In fact, [2] below actually discussed making
ptep_test_and_clear_young() an alias of ptep_clear_flush_young().

[1] https://lore.kernel.org/lkml/200101040628.WAA01899@pizda.ninka.net/
[2] https://lore.kernel.org/linux-mm/20040417211506.C21974@flint.arm.linux.org.uk/

> There is evidence to
> support this in the X86 implementation of ptep_clear_flush_young [1],
> where the comment says:
>
> /*
> * On x86 CPUs, clearing the accessed bit without a TLB flush
> * doesn't cause data corruption. [ It could cause incorrect
> * page aging and the (mistaken) reclaim of hot pages, but the
> * chance of that should be relatively low. ]
> *
> * So as a performance optimization don't flush the TLB when
> * clearing the accessed bit, it will eventually be flushed by
> * a context switch or a VM operation anyway. [ In the rare
> * event of it not getting flushed for a long time the delay
> * shouldn't really matter because there's no real memory
> * pressure for swapout to react to. ]
> */
>
> I think functions that care about coherency should be using
> ptep_clear_flush_young, trusting the architectures to not perform
> unnecessary flushes when coherency is already guaranteed.

My reading of this is that x86 omitted flush in the flush version as a
performance optimization.

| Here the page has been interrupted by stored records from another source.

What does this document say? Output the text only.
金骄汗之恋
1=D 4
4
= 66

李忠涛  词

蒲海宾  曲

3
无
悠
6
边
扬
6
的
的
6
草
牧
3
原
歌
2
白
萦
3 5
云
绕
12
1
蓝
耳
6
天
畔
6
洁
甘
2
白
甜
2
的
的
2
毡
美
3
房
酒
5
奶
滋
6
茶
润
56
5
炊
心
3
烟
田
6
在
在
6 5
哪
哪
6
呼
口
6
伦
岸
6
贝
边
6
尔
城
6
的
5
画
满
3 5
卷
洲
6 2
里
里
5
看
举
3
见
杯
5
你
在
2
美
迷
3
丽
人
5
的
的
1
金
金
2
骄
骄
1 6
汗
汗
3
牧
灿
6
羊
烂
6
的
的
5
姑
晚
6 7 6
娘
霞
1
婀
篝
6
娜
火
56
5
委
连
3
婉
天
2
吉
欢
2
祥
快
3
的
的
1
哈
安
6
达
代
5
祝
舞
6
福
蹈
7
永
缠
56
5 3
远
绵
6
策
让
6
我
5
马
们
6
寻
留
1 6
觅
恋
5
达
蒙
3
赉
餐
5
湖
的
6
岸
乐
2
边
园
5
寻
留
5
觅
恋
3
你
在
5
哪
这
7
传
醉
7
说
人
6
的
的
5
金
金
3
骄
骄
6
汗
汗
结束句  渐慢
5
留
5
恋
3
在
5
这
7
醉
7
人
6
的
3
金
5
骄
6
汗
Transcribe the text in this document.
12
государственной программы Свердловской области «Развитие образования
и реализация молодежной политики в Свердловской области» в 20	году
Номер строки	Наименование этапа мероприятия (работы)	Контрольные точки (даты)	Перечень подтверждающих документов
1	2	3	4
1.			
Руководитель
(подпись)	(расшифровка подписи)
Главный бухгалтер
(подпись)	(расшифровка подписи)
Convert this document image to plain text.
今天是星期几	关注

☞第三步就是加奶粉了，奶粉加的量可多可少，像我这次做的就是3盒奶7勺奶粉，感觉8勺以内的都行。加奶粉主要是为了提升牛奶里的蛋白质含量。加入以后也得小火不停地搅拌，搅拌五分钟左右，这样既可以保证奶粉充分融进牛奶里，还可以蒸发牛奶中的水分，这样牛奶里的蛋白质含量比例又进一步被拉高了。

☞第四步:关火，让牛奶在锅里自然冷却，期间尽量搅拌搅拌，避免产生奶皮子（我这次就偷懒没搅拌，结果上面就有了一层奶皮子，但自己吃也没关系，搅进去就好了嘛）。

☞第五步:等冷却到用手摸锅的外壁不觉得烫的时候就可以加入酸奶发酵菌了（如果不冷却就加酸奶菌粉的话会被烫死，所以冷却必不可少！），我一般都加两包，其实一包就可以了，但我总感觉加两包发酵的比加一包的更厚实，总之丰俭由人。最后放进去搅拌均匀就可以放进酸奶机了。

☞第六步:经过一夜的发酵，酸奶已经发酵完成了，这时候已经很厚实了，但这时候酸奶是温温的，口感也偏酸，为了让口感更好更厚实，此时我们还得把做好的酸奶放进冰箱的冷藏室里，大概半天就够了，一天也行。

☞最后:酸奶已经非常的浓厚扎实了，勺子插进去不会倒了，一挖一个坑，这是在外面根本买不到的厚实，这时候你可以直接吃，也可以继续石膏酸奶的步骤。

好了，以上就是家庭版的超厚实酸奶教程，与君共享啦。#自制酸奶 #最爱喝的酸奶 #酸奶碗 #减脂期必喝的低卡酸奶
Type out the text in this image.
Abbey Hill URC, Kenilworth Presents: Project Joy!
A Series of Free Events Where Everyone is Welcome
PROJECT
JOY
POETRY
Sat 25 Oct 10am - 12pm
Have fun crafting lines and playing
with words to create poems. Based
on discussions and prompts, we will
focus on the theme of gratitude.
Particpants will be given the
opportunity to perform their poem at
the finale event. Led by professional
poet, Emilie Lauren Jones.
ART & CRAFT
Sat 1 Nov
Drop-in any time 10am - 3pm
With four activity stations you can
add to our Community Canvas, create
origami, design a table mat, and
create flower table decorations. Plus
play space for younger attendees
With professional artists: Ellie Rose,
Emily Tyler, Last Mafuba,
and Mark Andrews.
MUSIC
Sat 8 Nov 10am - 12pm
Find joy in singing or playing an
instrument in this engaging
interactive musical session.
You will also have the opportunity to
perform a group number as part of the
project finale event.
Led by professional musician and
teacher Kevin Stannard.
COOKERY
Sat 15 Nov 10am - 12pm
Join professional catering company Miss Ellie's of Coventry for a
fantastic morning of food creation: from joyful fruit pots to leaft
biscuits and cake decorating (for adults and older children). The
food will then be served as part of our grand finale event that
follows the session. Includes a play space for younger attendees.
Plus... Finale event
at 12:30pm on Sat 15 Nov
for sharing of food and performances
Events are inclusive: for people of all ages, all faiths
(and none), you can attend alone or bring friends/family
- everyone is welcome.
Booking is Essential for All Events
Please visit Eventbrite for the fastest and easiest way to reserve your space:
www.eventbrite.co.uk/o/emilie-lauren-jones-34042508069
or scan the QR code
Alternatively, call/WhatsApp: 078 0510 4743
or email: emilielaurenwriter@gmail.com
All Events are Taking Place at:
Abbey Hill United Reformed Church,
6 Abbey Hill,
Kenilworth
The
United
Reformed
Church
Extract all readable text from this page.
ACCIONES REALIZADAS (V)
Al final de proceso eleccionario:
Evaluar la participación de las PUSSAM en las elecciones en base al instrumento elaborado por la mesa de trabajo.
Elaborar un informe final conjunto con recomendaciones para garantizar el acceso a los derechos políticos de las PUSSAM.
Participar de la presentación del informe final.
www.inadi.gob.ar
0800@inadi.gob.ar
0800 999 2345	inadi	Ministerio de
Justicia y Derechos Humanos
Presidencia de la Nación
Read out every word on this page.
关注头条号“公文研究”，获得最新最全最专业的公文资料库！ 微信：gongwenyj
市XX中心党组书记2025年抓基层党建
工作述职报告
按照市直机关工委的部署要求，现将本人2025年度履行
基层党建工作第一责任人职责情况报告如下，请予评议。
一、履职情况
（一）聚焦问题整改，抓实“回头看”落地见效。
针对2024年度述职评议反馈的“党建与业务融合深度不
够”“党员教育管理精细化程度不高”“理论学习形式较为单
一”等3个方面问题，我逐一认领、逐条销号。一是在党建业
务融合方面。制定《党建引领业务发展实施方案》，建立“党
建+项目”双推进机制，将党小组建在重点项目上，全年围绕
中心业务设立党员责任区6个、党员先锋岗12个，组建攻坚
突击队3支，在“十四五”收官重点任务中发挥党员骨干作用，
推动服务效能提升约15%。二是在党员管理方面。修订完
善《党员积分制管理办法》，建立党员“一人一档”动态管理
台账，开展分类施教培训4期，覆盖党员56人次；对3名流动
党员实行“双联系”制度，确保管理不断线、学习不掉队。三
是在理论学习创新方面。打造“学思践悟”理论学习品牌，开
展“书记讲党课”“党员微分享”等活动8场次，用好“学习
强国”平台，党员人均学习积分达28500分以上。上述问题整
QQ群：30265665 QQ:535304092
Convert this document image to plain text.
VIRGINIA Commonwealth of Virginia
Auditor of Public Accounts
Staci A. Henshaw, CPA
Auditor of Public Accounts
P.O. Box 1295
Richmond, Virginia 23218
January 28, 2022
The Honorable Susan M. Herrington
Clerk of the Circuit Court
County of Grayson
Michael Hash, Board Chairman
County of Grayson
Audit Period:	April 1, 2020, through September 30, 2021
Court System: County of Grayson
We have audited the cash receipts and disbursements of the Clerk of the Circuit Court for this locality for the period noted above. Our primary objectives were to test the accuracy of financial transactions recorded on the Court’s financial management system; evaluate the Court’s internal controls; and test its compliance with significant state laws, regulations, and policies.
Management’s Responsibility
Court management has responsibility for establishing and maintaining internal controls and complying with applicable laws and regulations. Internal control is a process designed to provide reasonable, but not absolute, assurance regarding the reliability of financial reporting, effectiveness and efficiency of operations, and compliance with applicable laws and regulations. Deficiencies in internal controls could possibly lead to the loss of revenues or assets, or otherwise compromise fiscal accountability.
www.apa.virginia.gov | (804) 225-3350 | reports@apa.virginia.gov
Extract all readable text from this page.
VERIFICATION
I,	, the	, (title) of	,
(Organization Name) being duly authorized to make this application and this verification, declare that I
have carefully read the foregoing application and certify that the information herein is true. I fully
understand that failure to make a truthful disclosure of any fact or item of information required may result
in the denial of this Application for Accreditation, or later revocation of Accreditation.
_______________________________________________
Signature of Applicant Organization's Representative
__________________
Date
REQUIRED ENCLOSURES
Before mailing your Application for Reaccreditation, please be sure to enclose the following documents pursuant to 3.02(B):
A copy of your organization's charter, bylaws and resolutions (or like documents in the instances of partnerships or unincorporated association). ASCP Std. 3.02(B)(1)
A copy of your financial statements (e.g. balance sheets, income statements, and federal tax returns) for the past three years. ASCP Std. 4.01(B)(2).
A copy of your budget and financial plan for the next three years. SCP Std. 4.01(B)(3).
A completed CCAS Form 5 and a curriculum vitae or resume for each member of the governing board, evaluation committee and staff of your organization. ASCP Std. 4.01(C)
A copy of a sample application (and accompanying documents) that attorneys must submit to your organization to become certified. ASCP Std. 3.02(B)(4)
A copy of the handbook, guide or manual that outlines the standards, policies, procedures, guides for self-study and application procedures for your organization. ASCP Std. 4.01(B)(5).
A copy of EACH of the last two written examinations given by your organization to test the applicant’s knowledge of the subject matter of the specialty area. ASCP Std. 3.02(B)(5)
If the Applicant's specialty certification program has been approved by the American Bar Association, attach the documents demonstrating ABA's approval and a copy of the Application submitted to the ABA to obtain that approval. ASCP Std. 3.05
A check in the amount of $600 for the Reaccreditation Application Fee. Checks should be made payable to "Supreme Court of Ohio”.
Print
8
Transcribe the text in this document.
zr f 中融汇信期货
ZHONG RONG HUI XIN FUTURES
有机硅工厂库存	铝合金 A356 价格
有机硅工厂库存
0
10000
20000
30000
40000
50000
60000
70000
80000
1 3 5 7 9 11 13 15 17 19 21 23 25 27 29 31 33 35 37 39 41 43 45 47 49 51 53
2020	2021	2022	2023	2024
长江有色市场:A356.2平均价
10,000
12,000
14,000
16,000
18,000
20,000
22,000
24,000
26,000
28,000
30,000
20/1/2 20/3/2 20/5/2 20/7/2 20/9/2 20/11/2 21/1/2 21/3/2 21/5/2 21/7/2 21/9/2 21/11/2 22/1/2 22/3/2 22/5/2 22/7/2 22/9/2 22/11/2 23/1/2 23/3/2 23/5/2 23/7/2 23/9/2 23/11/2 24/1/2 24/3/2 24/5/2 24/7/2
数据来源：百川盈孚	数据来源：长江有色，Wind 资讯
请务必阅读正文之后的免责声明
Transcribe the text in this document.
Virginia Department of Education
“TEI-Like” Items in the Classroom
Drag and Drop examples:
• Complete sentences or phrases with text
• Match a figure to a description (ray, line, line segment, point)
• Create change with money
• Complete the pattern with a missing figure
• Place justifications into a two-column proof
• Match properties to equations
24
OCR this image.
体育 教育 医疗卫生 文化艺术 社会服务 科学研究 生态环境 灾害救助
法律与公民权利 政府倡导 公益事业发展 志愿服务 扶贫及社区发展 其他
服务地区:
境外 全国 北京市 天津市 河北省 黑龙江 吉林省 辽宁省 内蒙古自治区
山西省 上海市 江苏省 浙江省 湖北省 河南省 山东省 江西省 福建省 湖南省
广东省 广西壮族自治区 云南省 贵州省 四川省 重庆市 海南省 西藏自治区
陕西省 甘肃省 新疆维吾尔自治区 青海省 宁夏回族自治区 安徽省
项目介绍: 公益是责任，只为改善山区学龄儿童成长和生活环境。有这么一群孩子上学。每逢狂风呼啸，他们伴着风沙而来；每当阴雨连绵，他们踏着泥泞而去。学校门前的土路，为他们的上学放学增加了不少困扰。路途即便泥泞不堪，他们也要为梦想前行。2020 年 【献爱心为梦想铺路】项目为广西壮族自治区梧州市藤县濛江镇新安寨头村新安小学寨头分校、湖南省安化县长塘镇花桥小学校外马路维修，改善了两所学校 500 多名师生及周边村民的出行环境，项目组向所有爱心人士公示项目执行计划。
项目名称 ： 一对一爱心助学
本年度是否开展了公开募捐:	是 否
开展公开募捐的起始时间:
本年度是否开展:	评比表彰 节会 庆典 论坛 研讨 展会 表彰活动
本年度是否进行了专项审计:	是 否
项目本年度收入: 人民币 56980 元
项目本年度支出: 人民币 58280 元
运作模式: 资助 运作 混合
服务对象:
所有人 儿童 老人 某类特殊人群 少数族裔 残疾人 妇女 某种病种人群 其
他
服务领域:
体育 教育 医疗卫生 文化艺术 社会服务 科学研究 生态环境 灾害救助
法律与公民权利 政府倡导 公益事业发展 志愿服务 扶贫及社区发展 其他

Similarly, for arm 32-bit, it should include
flush in the non-flush version because otherwise it'd cause
correctness problems, and this is exactly how PPC32 includes TLB flush
in the non-flush version:

>From arch/powerpc/include/asm/book3s/32/pgtable.h:

/*
 * 2.6 calls this without flushing the TLB entry; this is wrong
 * for our hash-based implementation, we fix that up here.
 */
#define __HAVE_ARCH_PTEP_TEST_AND_CLEAR_YOUNG
static inline int __ptep_test_and_clear_young(struct mm_struct *mm,
                                              unsigned long addr, pte_t *ptep)
{
        unsigned long old;
        old = pte_update(mm, addr, ptep, _PAGE_ACCESSED, 0, 0);
        if (old & _PAGE_HASHPTE)
                flush_hash_entry(mm, ptep, addr);

        return (old & _PAGE_ACCESSED) != 0;
}
#define ptep_test_and_clear_young(__vma, __addr, __ptep) \
        __ptep_test_and_clear_young((__vma)->vm_mm, __addr, __ptep)


> > > 3. walk_pte_range has a similar loop, but it seems it doesn't need to
> > > be patched to fix my spin, possibly because it isn't called.
> >
> > Correct.
> >
> > > If a
> > > patch to lru_gen_look_around is needed, might one be needed here as
> > > well?
> >
> > No, because that code is disabled, unless hardware can set A-bit,
> > e.g., arm64 v8.2.
>
> Thanks - that makes sense.
>
> Phil
>
> [1] https://git.kernel.org/pub/scm/linux/kernel/git/torvalds/linux.git/tree/arch/x86/mm/pgtable.c?h=v6.11-rc7#n597

I'm hoping someone who has a more historical background could jump in
and clarify. Regardless how it was intended, I would recommend
interpreting the difference between the flush and non-flush versions
as performance, rather than correctness, related. Otherwise the core
MM would have to flush TLB for all architectures even though some of
them don't need it (x86, arm64, PPC64 at least).